朝日新聞所蔵の10万枚以上の皇室写真からえりすぐりを紹介する「皇室写真館」は、天皇陛下が前立腺がんの摘出手術を受けた2003年前半を特集します。

 天皇陛下は1月16日、東京都文京区の東京大学医学部付属病院に入院しました。陛下が車で病院に向かう場面では、取材する宮内庁担当記者の緊張した表情がうかがえます。

 陛下が入院中、皇太子さまが国事行為の臨時代行を担いました。国会開会式では初めて「おことば」を代読しました。皇居・坂下門前には記帳所が設けられ、心配する人たちが多く詰めかけました。外国人観光客の姿もありました。

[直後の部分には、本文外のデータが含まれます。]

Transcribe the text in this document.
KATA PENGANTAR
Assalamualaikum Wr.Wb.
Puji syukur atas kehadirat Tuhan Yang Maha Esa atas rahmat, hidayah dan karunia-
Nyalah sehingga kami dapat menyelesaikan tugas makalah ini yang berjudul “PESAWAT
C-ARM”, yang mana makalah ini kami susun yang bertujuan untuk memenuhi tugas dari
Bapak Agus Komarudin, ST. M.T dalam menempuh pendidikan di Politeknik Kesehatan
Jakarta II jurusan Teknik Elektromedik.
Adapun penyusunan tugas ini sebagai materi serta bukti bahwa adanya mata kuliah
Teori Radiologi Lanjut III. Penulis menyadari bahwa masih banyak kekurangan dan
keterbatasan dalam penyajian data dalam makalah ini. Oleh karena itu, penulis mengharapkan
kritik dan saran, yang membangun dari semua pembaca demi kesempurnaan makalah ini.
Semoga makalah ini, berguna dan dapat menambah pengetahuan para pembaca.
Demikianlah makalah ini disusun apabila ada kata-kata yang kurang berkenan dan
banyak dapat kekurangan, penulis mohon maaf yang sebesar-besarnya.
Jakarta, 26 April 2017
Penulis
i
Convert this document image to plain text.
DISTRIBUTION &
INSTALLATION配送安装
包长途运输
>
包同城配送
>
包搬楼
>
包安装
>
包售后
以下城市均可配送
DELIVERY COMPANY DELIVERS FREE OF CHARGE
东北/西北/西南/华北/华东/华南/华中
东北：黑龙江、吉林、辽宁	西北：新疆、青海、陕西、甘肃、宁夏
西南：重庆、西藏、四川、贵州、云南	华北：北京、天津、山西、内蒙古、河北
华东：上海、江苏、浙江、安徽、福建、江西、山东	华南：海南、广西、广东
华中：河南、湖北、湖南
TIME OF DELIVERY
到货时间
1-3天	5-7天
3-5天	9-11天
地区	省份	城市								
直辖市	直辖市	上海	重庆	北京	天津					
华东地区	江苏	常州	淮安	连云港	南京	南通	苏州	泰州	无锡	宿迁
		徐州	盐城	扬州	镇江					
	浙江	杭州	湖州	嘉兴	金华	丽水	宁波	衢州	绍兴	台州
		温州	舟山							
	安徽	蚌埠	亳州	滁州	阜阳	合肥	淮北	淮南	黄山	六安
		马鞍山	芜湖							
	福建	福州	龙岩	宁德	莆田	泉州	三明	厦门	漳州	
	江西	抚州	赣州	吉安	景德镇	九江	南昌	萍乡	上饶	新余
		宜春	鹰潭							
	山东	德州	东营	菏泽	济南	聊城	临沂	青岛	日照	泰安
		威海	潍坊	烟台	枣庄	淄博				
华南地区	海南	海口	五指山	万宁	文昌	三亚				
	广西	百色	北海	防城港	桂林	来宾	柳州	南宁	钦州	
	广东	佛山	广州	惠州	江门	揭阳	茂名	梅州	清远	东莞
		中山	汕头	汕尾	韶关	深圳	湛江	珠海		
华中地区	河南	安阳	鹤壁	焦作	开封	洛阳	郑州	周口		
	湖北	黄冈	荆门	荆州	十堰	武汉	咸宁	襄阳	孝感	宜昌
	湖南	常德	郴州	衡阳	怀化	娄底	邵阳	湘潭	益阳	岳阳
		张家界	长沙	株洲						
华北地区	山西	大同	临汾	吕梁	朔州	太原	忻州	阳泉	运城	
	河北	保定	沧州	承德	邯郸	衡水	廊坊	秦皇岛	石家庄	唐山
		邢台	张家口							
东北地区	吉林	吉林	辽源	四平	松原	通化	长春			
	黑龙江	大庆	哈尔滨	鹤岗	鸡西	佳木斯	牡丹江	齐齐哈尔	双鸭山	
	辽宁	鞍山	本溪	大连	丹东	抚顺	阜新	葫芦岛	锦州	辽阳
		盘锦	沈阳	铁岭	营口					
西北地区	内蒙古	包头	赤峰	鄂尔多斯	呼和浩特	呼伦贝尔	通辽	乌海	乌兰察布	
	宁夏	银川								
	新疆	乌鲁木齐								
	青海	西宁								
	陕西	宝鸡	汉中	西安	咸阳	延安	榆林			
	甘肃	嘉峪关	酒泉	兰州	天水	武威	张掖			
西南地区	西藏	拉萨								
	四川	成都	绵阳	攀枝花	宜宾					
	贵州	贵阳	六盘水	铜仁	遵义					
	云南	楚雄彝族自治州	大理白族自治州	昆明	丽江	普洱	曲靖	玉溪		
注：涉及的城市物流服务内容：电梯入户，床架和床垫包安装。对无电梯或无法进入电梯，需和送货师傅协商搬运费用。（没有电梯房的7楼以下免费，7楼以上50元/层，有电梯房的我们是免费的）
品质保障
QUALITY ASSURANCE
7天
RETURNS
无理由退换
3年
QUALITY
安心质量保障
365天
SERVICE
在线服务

 退院後には再び多忙な日々が続きます。新潟県訪問中、夢中でカメラを構える女性に対し、陛下がわざわざ立ち止まり、撮影しやすいようにレンズを見つめる場面も。優しいお人柄がうかがえる一枚です。

 「ふっくらほっぺ」と題された写真は、皇太子さまが幼き愛子さまを撮影した作品。雅子さまが愛子さまにほおを寄せる、ほほえましい写真です。これは宮内庁職員組合美術展に出展されました。